Sin lugar a dudas, lograr una buena traducción dependerá, entre otros aspectos, de qué tan bien conozcamos y dominemos nuestro propio idioma, tarea nada fácil tomando en cuenta lo fascinantemente complejo que es el español.
Las reglas ortográficas, ya de por sí, son un lindo dolor de cabeza: “¿tal palabra lleva tilde?”, “¿tal palabra se escribe con c, s o z?”, “¿está bien si pongo una coma aquí?”, “¡¿para qué sirve el punto y coma?!”. También nos darán un dolor de cabeza las ramas de la gramática, como por ejemplo la morfología con sus categorías gramaticales (el verbo es la peor de todas); o la sintaxis, nos enseña muy bien qué son y cómo se componen el sujeto y el predicado (¿quién podrá olvidar los análisis morfo-sintácticos de Lengua II?).
Sin embargo, aunque conozcamos la teoría a la perfección, no es suficiente; es necesario ponerla en práctica. No solo debemos reexpresar correctamente el mensaje transmitido por el autor, sino también hacerlo de tal manera que suene natural en la lengua de llegada; para ello es indispensable contar con un amplio léxico y evitar los errores que comúnmente se cometen debido al uso general, como, por ejemplo, los ya famosos vicios de dicción.

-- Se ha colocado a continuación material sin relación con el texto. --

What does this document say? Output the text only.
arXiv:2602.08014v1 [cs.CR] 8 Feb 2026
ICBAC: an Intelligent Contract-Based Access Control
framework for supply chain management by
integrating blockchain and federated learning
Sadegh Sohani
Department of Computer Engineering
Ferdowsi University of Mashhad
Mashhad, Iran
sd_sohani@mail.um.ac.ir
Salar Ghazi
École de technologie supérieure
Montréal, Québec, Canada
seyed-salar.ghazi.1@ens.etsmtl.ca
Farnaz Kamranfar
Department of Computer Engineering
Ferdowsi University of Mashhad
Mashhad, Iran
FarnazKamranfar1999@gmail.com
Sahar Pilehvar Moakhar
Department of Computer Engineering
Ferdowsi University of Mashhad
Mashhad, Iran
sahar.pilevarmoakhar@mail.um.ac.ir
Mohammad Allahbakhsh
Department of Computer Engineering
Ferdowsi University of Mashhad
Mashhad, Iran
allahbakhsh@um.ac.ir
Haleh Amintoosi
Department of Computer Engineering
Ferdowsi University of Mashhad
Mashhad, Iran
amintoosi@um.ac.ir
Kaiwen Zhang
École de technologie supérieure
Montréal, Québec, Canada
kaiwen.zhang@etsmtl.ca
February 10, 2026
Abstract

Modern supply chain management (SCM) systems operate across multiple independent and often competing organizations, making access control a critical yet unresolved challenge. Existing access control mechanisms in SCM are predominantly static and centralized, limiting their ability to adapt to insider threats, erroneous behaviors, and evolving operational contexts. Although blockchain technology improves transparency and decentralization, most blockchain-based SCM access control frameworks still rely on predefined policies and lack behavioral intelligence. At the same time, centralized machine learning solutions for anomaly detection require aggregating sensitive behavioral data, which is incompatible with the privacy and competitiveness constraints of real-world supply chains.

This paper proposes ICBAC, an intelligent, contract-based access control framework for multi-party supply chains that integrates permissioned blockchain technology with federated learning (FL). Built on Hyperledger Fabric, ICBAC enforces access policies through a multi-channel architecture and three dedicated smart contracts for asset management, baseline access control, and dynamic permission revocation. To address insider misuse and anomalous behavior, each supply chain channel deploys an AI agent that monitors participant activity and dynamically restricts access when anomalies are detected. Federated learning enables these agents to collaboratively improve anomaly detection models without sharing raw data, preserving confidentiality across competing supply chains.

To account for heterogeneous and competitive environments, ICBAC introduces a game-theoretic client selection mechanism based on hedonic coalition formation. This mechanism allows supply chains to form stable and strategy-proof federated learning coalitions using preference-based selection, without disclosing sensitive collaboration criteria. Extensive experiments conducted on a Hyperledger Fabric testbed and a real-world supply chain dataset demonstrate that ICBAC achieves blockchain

Otro elemento no menos importante es la variación lingüística propia de cada lengua. Recordemos que un tarapotino no se expresa igual que un ancashino; un ejecutivo de una corporación, que un técnico electricista; un señor de 60 años, que un adolescente de 18. Debemos tomar en cuenta todas estas diferencias al momento de traducir, y utilizar el lenguaje apropiado para cada caso.